French shoppers went on a binge in June, but almost all of the largesse swept into car dealerships. After the spree, such factors as higher taxes will keep consumers on a tight rein.
Consumer outlays of manufactured goods jumped 4.2% in June as the French took advantage of government auto subsidies that ended on the 30th. Car sales in June surged 46% from a year ago, but then dropped 8.7% in July. The end of the car subsidies also hurt business optimism in July. The French Institute of National Statistics (INSEE) said executives were less upbeat about prospects over the next three months. However, all of the increased pessimism was in the auto industry.
Before the spring quarter, consumers lagged behind most other sectors. In its final revision to gross domestic product, INSEE confirmed that real GDP grew 0.7% in the first quarter compared with the fourth, to stand 3.4% above its year-earlier level. But consumer spending was up just 1.8% from a year ago.
The upturn is firmly in place, but cutting the public deficit and sustaining the franc will slow growth. Tax hikes, including a two-percentage-point rise in the value-added tax, will offset a 4% rise in the minimum wage. And the Chirac government must cut the deficit to 3% of GDP by 1997, from 5.1% now, even as it tries to help France's unemployed.
To lift growth, the Bank of France began to cut interest rates in July. And yet, on Aug. 1 the franc, helped by France's low inflation, hit a four-month high against the mark. So if unemployment rises, the Bank of France may ease again even if the Bundesbank does not.

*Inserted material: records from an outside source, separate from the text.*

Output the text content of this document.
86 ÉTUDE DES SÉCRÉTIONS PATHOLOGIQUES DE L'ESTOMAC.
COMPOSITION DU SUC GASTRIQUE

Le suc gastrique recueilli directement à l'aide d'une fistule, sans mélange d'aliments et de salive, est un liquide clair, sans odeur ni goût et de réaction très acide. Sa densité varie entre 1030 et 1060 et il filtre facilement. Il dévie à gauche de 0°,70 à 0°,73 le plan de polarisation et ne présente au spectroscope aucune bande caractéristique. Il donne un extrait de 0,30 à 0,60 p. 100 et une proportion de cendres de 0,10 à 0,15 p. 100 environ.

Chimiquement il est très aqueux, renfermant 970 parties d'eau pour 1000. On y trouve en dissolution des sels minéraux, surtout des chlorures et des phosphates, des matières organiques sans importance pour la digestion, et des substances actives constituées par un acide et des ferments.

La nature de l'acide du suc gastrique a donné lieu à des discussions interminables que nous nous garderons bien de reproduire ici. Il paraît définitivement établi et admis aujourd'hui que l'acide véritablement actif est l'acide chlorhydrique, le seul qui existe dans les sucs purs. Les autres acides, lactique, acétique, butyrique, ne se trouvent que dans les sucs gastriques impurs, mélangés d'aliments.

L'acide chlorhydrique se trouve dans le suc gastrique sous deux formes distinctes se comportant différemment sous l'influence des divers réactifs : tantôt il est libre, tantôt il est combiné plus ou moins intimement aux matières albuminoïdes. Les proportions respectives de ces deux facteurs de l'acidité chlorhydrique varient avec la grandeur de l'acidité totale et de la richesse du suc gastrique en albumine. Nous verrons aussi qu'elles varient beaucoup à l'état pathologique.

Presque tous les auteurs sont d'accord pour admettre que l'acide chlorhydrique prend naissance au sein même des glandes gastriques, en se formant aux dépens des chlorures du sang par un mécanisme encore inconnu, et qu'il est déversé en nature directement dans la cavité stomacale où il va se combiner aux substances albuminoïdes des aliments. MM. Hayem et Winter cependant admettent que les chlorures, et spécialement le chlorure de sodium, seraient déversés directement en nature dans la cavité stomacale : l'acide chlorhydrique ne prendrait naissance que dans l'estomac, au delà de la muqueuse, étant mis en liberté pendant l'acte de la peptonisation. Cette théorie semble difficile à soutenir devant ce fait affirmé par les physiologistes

But will another rate cut help? A 1994 report by the Bank for International Settlements showed that France is less sensitive to interest rate shifts than Germany or the U.S. That's because 80% of bank loans to households carry fixed rates, and French businesses rely more on internally generated funds than on borrowing. Thus, a rate cut could backfire if it did little to help the economy but weakened the franc.